Thread: Enforcing Machine Code Restrictions?

  1. #1
    Registered /usr
    Join Date
    Aug 2001
    Location
    Newport, South Wales, UK
    Posts
    1,273

    Question Enforcing Machine Code Restrictions?

    Hello,

    I'm currently looking at creating a sandboxed environment for running code, but I don't necessarily wanna go down the whole VM route. Cross-platform usage is not a concern at this point. What I want to do is create a situation where you can compile the usual (in this case, x86) code and run it via a sort of loader which completely separates what you do from the operating system.

    "You've described a VM you ignorant (insert bizarre foreign colloquialism here)!", you've no doubt said to yourself. Ah, but i want to be cleverererer than that!

    If we look at the Win32 environment specifically; let's say that I have a loader that effectively just reads your code from a file, shoves into an executable page in memory and starts a thread at its entry point. Your code isn't in PE format, you can't statically link to any Win32 functions.

    So you're running in my loader's address space... but there's a problem. Although you can't import any Win32 functions, because your code is just x86 you can attempt to look at a location in the address space that you think contains KERNEL32.DLL (because every Windows program has this in its address space). From there, you can walk the export table and effectively link to the functions you need to break out of this dump and do some REAL stuff...

    Now, Address Space Layout Randomization (which was introduced in Vista) mitigates this to some extent, but what I would like to do is pre-empt code from getting this far.

    The best way I can think of doing this is by scanning the code prior to execution for particular instructions (like CALL for example) and analyzing the context to see if badness is being attempted. This would work swimmingly for an immediate operand, but would be harder to do with registers or indirect memory locations without effectively interpreting the code (which I want to avoid!).

    One way I could perhaps alleviate this is to enforce (via software) separation of code and data segments, so that no instruction can read or write memory in the code segment. I suppose I could extend this to "locking down" the segment registers so that if instructions like "POP CS" are detected then the program can be stopped before execution. The only thing is, is there any difference between the CS and DS registers in most Win32 programs?

    I know I'm in way over my head here, so I'll keep the question simple: can I do what I want to do without resorting to interpretation? Am I wasting my time even thinking about this?

  2. #2
    Cat without Hat CornedBee's Avatar
    Join Date
    Apr 2003
    Posts
    8,895
    I'd say no can do. You cannot scan the code before execution, because it's easy enough to get around such things by being tricky enough, e.g. xor-masking the relevant code and unmasking it at runtime. Not to mention the incredible pattern recognition engine you'd need to realize that any given code is malicious, even if you can scan it.
    Since you run in the same address space, you can't do page protection things, because you'd be killing your own loader.
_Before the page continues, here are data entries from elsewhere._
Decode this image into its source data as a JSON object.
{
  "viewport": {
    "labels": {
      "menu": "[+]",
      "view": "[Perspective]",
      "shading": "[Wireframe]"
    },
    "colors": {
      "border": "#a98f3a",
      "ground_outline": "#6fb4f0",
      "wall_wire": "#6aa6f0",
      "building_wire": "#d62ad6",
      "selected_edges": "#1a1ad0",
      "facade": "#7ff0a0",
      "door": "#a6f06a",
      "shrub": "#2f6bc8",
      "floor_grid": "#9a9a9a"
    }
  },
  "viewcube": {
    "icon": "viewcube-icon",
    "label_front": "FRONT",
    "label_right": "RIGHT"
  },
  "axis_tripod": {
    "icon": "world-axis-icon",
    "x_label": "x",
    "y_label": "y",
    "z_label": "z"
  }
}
    There are two things that could work here.
    One is going to the kernel level and implementing your own subsystem. Windows already has the Win32, OS/2 and POSIX subsystems. Incidently, only applications running in the Win32 subsystem need kernel32.dll and friends. You could - in theory - write your own loader and subsystem at the kernel level and have processes that can use only your API for doing stuff. The problem with this approach is that I have no idea if MS has ever released documentation on how to write a subsystem, or if they reserve that right for themselves.
    The other option is to use virtualization support to kind of let the client program run inside such an environment. The problem with this is the huge programming effort (you'd be implementing your own little OS, even if it is very small and specialized).
    All the buzzt!
    CornedBee

    "There is not now, nor has there ever been, nor will there ever be, any programming language in which it is the least bit difficult to write bad code."
    - Flon's Law

  3. #3
    Registered /usr
    Join Date
    Aug 2001
    Location
    Newport, South Wales, UK
    Posts
    1,273
    I would say that preventing code from touching the code segment (or pages if segments aren't really relevant anymore) would go most of the way to stopping it from hiding things.
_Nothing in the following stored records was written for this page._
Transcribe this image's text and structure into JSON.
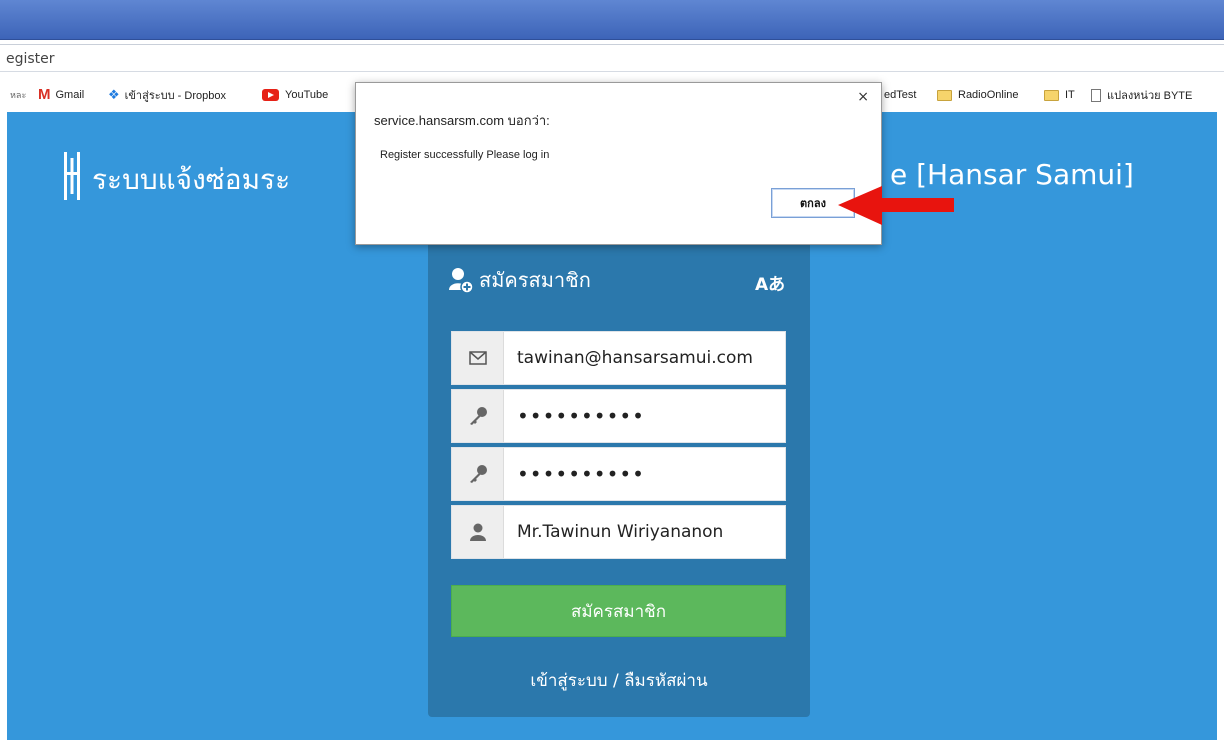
{
  "browser": {
    "address": "egister",
    "bookmarks": [
      {
        "label": "หละ",
        "icon": "truncated"
      },
      {
        "label": "Gmail",
        "icon": "gmail-icon"
      },
      {
        "label": "เข้าสู่ระบบ - Dropbox",
        "icon": "dropbox-icon"
      },
      {
        "label": "YouTube",
        "icon": "youtube-icon"
      },
      {
        "label": "edTest",
        "icon": "truncated"
      },
      {
        "label": "RadioOnline",
        "icon": "folder-icon"
      },
      {
        "label": "IT",
        "icon": "folder-icon"
      },
      {
        "label": "แปลงหน่วย BYTE",
        "icon": "page-icon"
      }
    ]
  },
  "site": {
    "title_left": "ระบบแจ้งซ่อมระ",
    "title_right": "e [Hansar Samui]"
  },
  "form": {
    "heading": "สมัครสมาชิก",
    "lang_icon": "Aあ",
    "email": "tawinan@hansarsamui.com",
    "password": "••••••••••",
    "confirm_password": "••••••••••",
    "name": "Mr.Tawinun Wiriyananon",
    "submit_label": "สมัครสมาชิก",
    "login_link": "เข้าสู่ระบบ / ลืมรหัสผ่าน"
  },
  "dialog": {
    "title": "service.hansarsm.com บอกว่า:",
    "message": "Register successfully Please log in",
    "ok_label": "ตกลง",
    "close_glyph": "×"
  },
  "colors": {
    "page_bg": "#3597db",
    "panel_bg": "#2b78ac",
    "submit_bg": "#5cb85c",
    "arrow": "#e8140e"
  }
}
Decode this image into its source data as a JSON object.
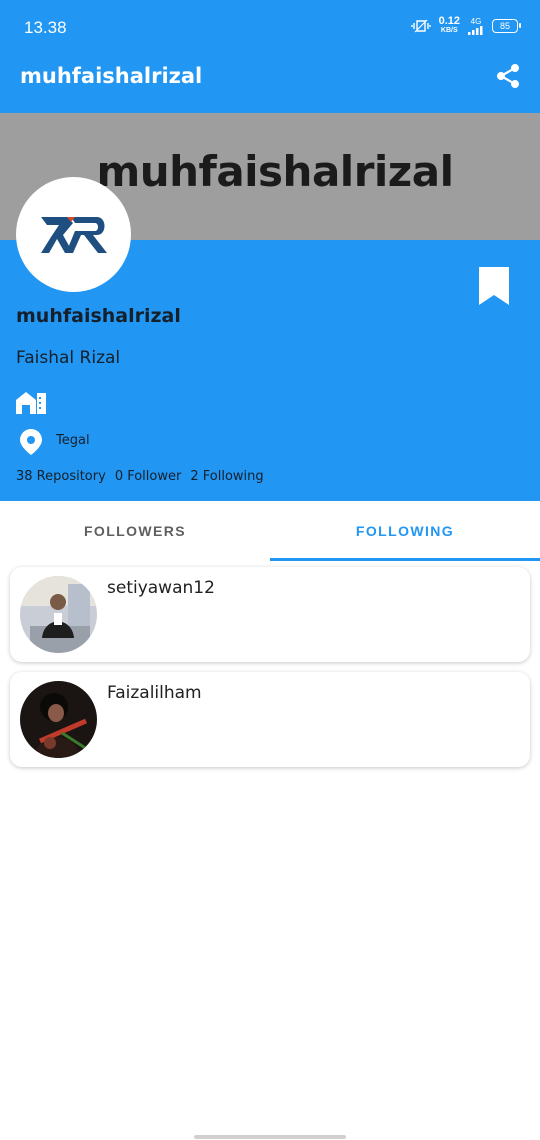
{
  "status_bar": {
    "time": "13.38",
    "net_speed_value": "0.12",
    "net_speed_unit": "KB/S",
    "network": "4G",
    "battery": "85"
  },
  "app_bar": {
    "title": "muhfaishalrizal",
    "share_icon": "share-icon"
  },
  "banner": {
    "text": "muhfaishalrizal"
  },
  "profile": {
    "avatar_icon": "logo-icon",
    "bookmark_icon": "bookmark-icon",
    "username": "muhfaishalrizal",
    "full_name": "Faishal Rizal",
    "company_icon": "company-icon",
    "location_icon": "location-pin-icon",
    "location": "Tegal",
    "stats": {
      "repositories": "38 Repository",
      "followers": "0 Follower",
      "following": "2 Following"
    }
  },
  "tabs": [
    {
      "label": "FOLLOWERS",
      "active": false
    },
    {
      "label": "FOLLOWING",
      "active": true
    }
  ],
  "following_list": [
    {
      "name": "setiyawan12"
    },
    {
      "name": "Faizalilham"
    }
  ],
  "colors": {
    "primary": "#2196F3",
    "banner_gray": "#9e9e9e",
    "text_dark": "#15202b"
  }
}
    One other idea I've had overnight is to somehow replace long JMPs and CALLs with a call to a sort of gate function which checks the context at that point and decides whether to allow or raise an exception. As any calculations would have already been done then there's no guesswork involved, just checking that the destination address is within bounds. No other instructions would need to be looked at. Sound feasible?

  4. #4
    Reverse Engineer maxorator's Avatar
    Join Date
    Aug 2005
    Location
    Estonia
    Posts
    2,318
    Quote Originally Posted by SMurf View Post
    One other idea I've had overnight is to somehow replace long JMPs and CALLs with a call to a sort of gate function which checks the context at that point and decides whether to allow or raise an exception. As any calculations would have already been done then there's no guesswork involved, just checking that the destination address is within bounds. No other instructions would need to be looked at. Sound feasible?
    How exactly are you planning to replace 6 bytes of code (original jmp/call) with, for example, 12 bytes (gateway call)?
    "The Internet treats censorship as damage and routes around it." - John Gilmore

  5. #5
    Registered /usr
    Join Date
    Aug 2001
    Location
    Newport, South Wales, UK
    Posts
    1,273
    Yes, you're right, that did cross my mind...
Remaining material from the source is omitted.